By mid-1998 drives were capable of writing at quad-speed and reading at twelve-speed (denoted as ‘4×/12×’) and were bundled with much improved CD mastering software. The faster the writing speed the more susceptible a CD writer is to buffer underruns—the most serious of all CD recording errors. A buffer underrun occurs when the system cannot keep up a steady stream of data as required by CD recording. The CD recorder has a buffer to protect against interruptions and slowdowns, but if the interruption is so long that the recorder's buffer is completely emptied, a buffer underrun occurs, writing halts, and most often the recordable CD is irretrievably damaged.
One prior art solution to this problem is to use multi-session CD-ROM drives. On multi-session CD-ROMs, while it is impossible to erase data—once a location on the CD-R disc has been written to, the color change is permanent—there may be multiple write sessions to different areas of the disc. This permits the recording to stop and restart. However, only multi-session compatible CD-ROM drives can read subsequent sessions; anything recorded after the first session will be invisible to older drives. This is disadvantageous, as it is not compatible with the millions of currently available drives.
A new solution to this problem is to use link-less restarting. This permits restarting without the linking area required by multi-session drives. Timing the location of the restart is difficult. Generally, in link-less restart, a particular starting location is identified, and bit counting is used to reach the starting location.
One issue with restarting a session is that the bit counting may be problematic. In the prior art, a 33.8688 MHz crystal is used to generate the Eight-to-Fourteen clock (EFCK) signal (Eight-to-Fourteen Modulation (EFM) Bit Clock) in CLV (constant linear velocity) mode.

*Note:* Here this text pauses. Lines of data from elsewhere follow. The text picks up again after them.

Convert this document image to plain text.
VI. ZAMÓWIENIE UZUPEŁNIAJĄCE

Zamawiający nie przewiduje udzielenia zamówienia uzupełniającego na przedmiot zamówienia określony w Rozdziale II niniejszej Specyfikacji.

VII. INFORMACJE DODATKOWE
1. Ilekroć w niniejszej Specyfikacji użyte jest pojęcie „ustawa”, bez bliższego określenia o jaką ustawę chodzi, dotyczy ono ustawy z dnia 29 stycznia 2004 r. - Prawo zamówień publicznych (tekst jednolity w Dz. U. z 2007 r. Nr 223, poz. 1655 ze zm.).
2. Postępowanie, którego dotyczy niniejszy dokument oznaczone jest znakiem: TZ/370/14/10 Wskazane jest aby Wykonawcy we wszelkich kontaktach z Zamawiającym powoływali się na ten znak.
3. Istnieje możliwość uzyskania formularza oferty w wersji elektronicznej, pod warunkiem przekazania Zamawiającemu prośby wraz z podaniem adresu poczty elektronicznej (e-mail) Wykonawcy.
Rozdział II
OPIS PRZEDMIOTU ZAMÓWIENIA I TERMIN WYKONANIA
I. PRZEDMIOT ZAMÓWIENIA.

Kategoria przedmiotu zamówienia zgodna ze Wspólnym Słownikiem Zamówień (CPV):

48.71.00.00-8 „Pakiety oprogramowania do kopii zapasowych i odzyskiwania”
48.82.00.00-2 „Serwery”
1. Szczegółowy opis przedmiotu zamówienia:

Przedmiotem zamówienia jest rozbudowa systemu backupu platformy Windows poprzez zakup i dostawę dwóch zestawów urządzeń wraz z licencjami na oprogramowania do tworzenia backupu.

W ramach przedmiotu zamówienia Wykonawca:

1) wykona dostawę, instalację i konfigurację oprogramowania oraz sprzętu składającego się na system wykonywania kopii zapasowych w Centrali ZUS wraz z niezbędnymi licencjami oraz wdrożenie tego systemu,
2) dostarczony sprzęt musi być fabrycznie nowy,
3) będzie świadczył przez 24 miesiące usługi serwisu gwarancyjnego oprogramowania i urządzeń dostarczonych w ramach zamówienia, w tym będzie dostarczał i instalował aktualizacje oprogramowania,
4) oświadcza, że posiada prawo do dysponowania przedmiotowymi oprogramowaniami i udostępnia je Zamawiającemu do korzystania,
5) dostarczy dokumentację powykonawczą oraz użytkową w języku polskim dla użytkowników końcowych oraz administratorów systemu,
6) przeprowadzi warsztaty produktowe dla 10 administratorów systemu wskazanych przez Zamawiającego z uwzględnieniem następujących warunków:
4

The EFCK signal is then used to control the write gate FWGATE) on timing in the restart frame once ESFS (Encode Subcode Frame Sync) is synchronized with SCOR (Subcode Ready Sync) for the target frame. Because there are variations on the spindle motor speed during different read and write processes, counting to the restart bit using a fixed clock EFCK signal causes inconsistency on the WGATE on timing.